Il sogno di Internet come spazio di libertà, connessione globale e democrazia partecipativa sembra ormai un’utopia del passato. Il libro “Il Crollo di Babele” esplora questo passaggio epocale, tracciando una linea tra il promettente inizio della rivoluzione digitale e l’attuale disincanto, segnato dall’emergere di poteri tecnologici centralizzati, intelligenza artificiale e conflitti sociali.
Il racconto biblico della Torre di Babele, simbolo dell’ambizione umana di costruire un mondo unificato, trova un’analogia sorprendente nella storia recente di Internet. L’utopia digitale ha raggiunto il suo apice con l’esplosione delle comunicazioni globali e delle reti sociali. Eventi simbolici come le Primavere Arabe del 2011 hanno fatto credere che la tecnologia potesse abbattere i regimi autoritari e democratizzare il potere.

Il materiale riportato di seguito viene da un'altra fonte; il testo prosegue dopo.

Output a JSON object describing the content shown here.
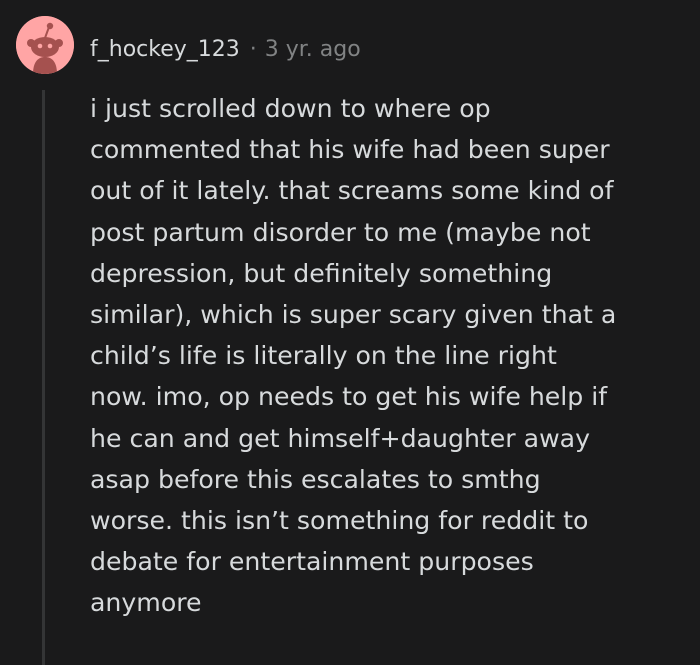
{
  "comment": {
    "username": "f_hockey_123",
    "separator": "·",
    "timestamp": "3 yr. ago",
    "avatar_icon": "reddit-snoo-avatar-icon",
    "avatar_color": "#ffa5a5",
    "lines": [
      "i just scrolled down to where op",
      "commented that his wife had been super",
      "out of it lately. that screams some kind of",
      "post partum disorder to me (maybe not",
      "depression, but definitely something",
      "similar), which is super scary given that a",
      "child’s life is literally on the line right",
      "now. imo, op needs to get his wife help if",
      "he can and get himself+daughter away",
      "asap before this escalates to smthg",
      "worse. this isn’t something for reddit to",
      "debate for entertainment purposes",
      "anymore"
    ]
  },
  "colors": {
    "background": "#1a1a1b",
    "text": "#d7dadc",
    "meta": "#818384",
    "thread_line": "#343536"
  }
}
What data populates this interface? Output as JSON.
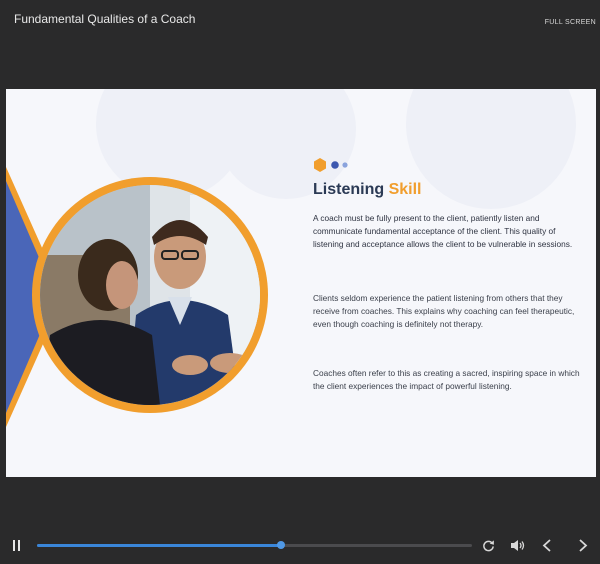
{
  "window": {
    "title": "Fundamental Qualities of a Coach",
    "fullscreen_label": "FULL SCREEN"
  },
  "slide": {
    "heading": {
      "main": "Listening",
      "accent": "Skill"
    },
    "paragraphs": [
      "A coach must be fully present to the client, patiently listen and communicate fundamental acceptance of the client. This quality of listening and acceptance allows the client to be vulnerable in sessions.",
      "Clients seldom experience the patient listening from others that they receive from coaches. This explains why coaching can feel therapeutic, even though coaching is definitely not therapy.",
      "Coaches often refer to this as creating a sacred, inspiring space in which the client experiences the impact of powerful listening."
    ],
    "image": {
      "description": "two-men-talking-photo"
    },
    "colors": {
      "accent": "#f19e2d",
      "blue": "#4a66b8",
      "heading": "#2b3a55"
    }
  },
  "player": {
    "progress": 0.56,
    "icons": [
      "pause-icon",
      "replay-icon",
      "volume-icon",
      "prev-icon",
      "next-icon"
    ]
  }
}
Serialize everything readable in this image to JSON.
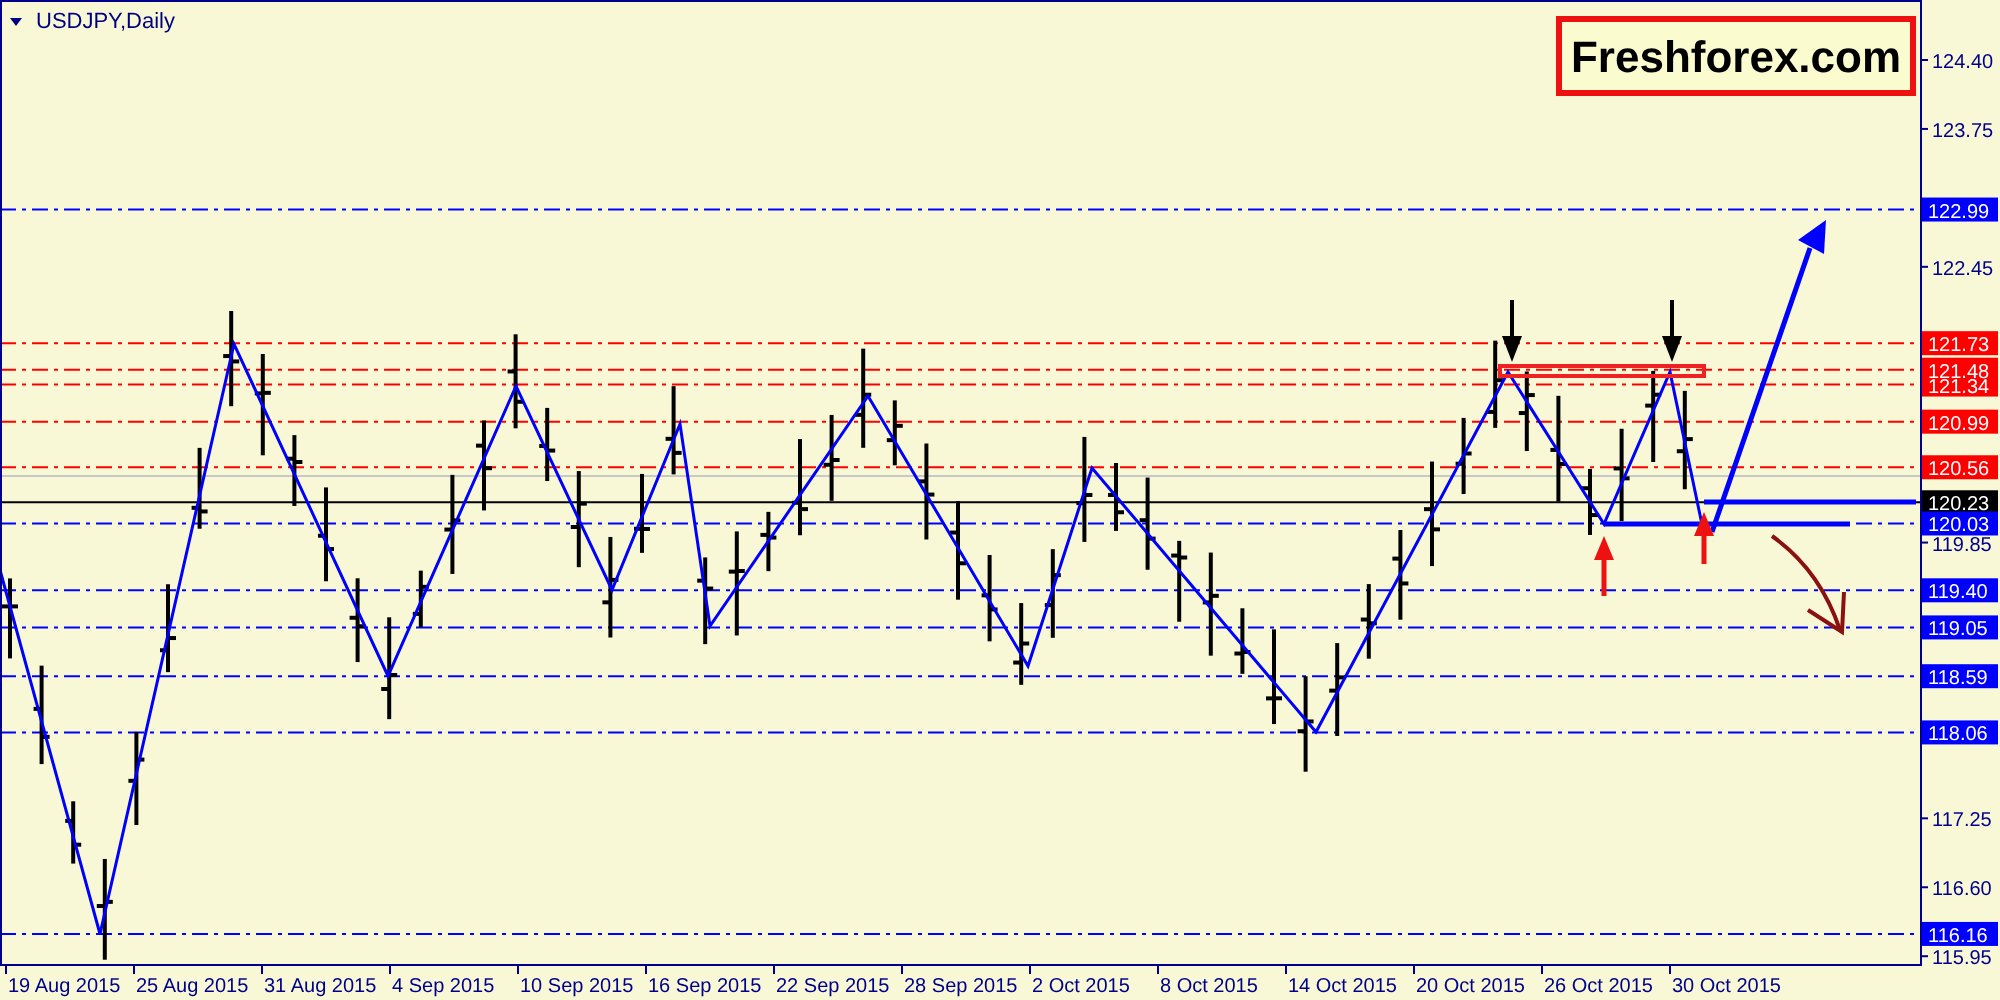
{
  "chart": {
    "title": "USDJPY,Daily",
    "logo": "Freshforex.com",
    "price_ticks": [
      "124.40",
      "123.75",
      "122.45",
      "119.85",
      "117.25",
      "116.60",
      "115.95"
    ],
    "price_levels": [
      {
        "label": "122.99",
        "kind": "level",
        "color": "#0000ff"
      },
      {
        "label": "121.73",
        "kind": "level",
        "color": "#ff0000"
      },
      {
        "label": "121.48",
        "kind": "level",
        "color": "#ff0000"
      },
      {
        "label": "121.34",
        "kind": "level",
        "color": "#ff0000"
      },
      {
        "label": "120.99",
        "kind": "level",
        "color": "#ff0000"
      },
      {
        "label": "120.56",
        "kind": "level",
        "color": "#ff0000"
      },
      {
        "label": "120.23",
        "kind": "current",
        "color": "#000000"
      },
      {
        "label": "120.03",
        "kind": "level",
        "color": "#0000ff"
      },
      {
        "label": "119.40",
        "kind": "level",
        "color": "#0000ff"
      },
      {
        "label": "119.05",
        "kind": "level",
        "color": "#0000ff"
      },
      {
        "label": "118.59",
        "kind": "level",
        "color": "#0000ff"
      },
      {
        "label": "118.06",
        "kind": "level",
        "color": "#0000ff"
      },
      {
        "label": "116.16",
        "kind": "level",
        "color": "#0000ff"
      }
    ],
    "dates": [
      "19 Aug 2015",
      "25 Aug 2015",
      "31 Aug 2015",
      "4 Sep 2015",
      "10 Sep 2015",
      "16 Sep 2015",
      "22 Sep 2015",
      "28 Sep 2015",
      "2 Oct 2015",
      "8 Oct 2015",
      "14 Oct 2015",
      "20 Oct 2015",
      "26 Oct 2015",
      "30 Oct 2015"
    ]
  }
}
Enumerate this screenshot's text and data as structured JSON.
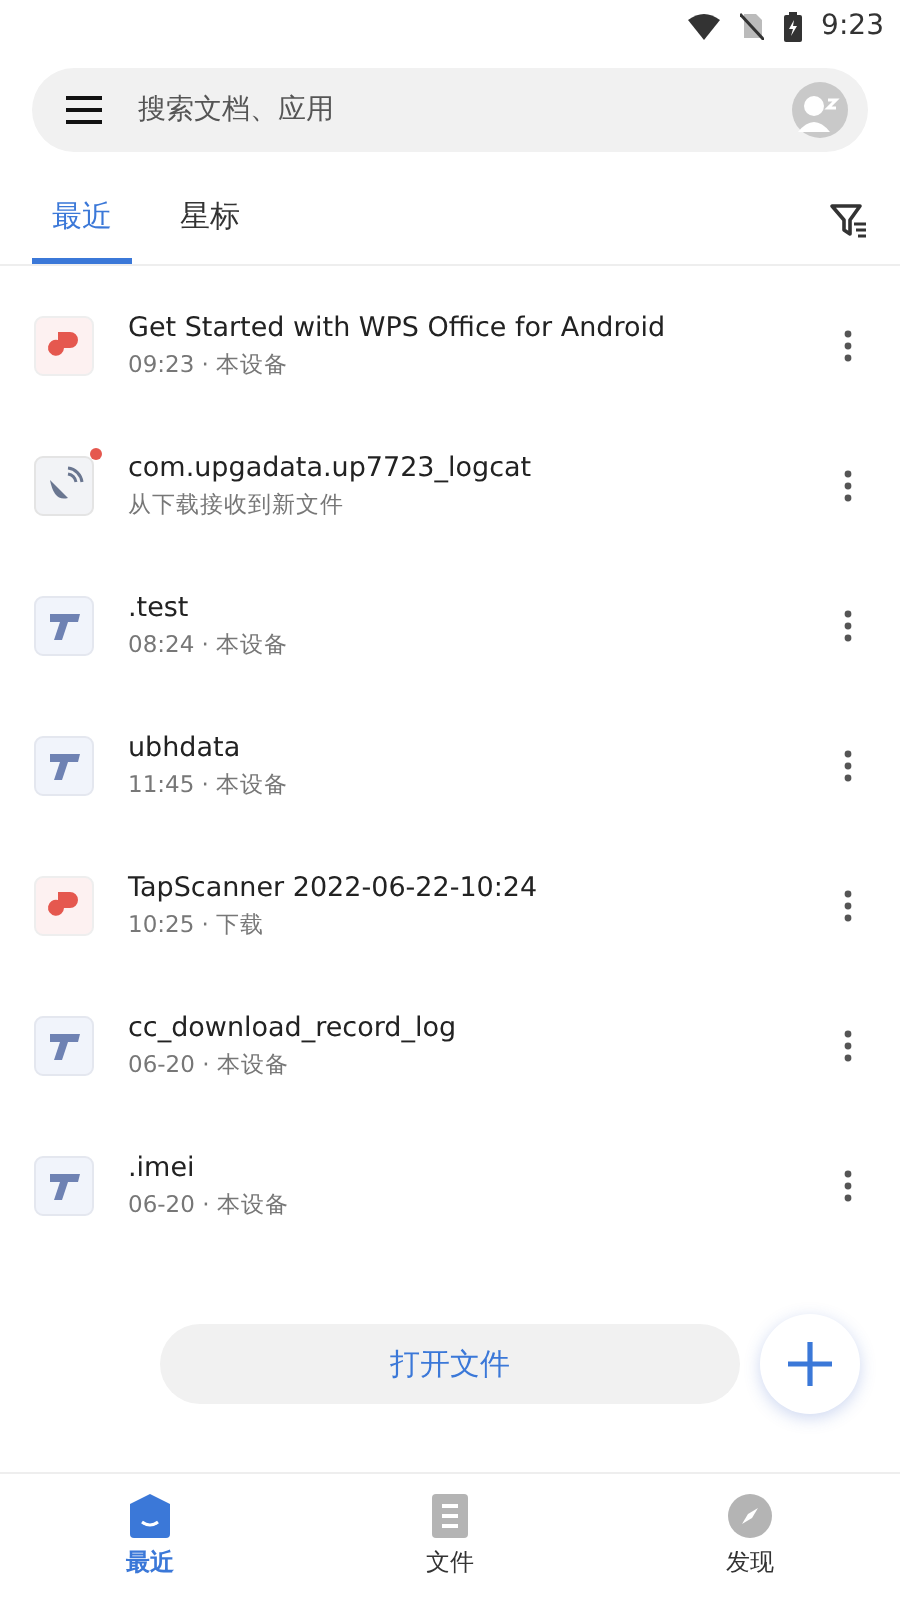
{
  "status_bar": {
    "time": "9:23"
  },
  "search": {
    "placeholder": "搜索文档、应用"
  },
  "tabs": [
    {
      "label": "最近",
      "selected": true
    },
    {
      "label": "星标",
      "selected": false
    }
  ],
  "files": [
    {
      "kind": "pdf",
      "name": "Get Started with WPS Office for Android",
      "meta": "09:23 · 本设备",
      "unread": false
    },
    {
      "kind": "download",
      "name": "com.upgadata.up7723_logcat",
      "meta": "从下载接收到新文件",
      "unread": true
    },
    {
      "kind": "text",
      "name": ".test",
      "meta": "08:24 · 本设备",
      "unread": false
    },
    {
      "kind": "text",
      "name": "ubhdata",
      "meta": "11:45 · 本设备",
      "unread": false
    },
    {
      "kind": "pdf",
      "name": "TapScanner 2022-06-22-10:24",
      "meta": "10:25 · 下载",
      "unread": false
    },
    {
      "kind": "text",
      "name": "cc_download_record_log",
      "meta": "06-20 · 本设备",
      "unread": false
    },
    {
      "kind": "text",
      "name": ".imei",
      "meta": "06-20 · 本设备",
      "unread": false
    }
  ],
  "open_button": "打开文件",
  "nav": [
    {
      "kind": "recent",
      "label": "最近",
      "selected": true
    },
    {
      "kind": "files",
      "label": "文件",
      "selected": false
    },
    {
      "kind": "discover",
      "label": "发现",
      "selected": false
    }
  ]
}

Tuttavia, l’ascesa delle grandi piattaforme tecnologiche ha trasformato questa utopia in una distopia. La monetizzazione dei dati personali, la manipolazione delle opinioni pubbliche e la diffusione di fake news hanno eroso il tessuto democratico. Gli algoritmi, guidati dall’imperativo del profitto, hanno amplificato le divisioni sociali e polarizzato il dibattito pubblico, culminando in eventi drammatici come l’assalto a Capitol Hill nel 2021.
La caduta di questa “Torre di Babele digitale” non è solo una conseguenza tecnologica, ma anche il riflesso delle visioni ideologiche dei suoi costruttori. I leader della Silicon Valley, influenzati da filosofie tecnocratiche e libertarie, hanno plasmato il cyberspazio secondo logiche economiche che ignorano le implicazioni sociali e politiche.
Ora, mentre l’Intelligenza Artificiale si prepara a prendere il posto di Internet come forza trainante della società, la domanda cruciale diventa: quale sarà il destino dell’umanità? La terza decade del XXI secolo determinerà se le democrazie digitali potranno sopravvivere o se saranno definitivamente trasformate in entità computazionali governate da algoritmi.
Questo scenario ci impone una riflessione urgente: possiamo ancora governare le tecnologie che abbiamo creato o siamo destinati a essere governati da esse? La storia non è scritta; ciò che faremo ora plasmerà il futuro delle nostre società digitali.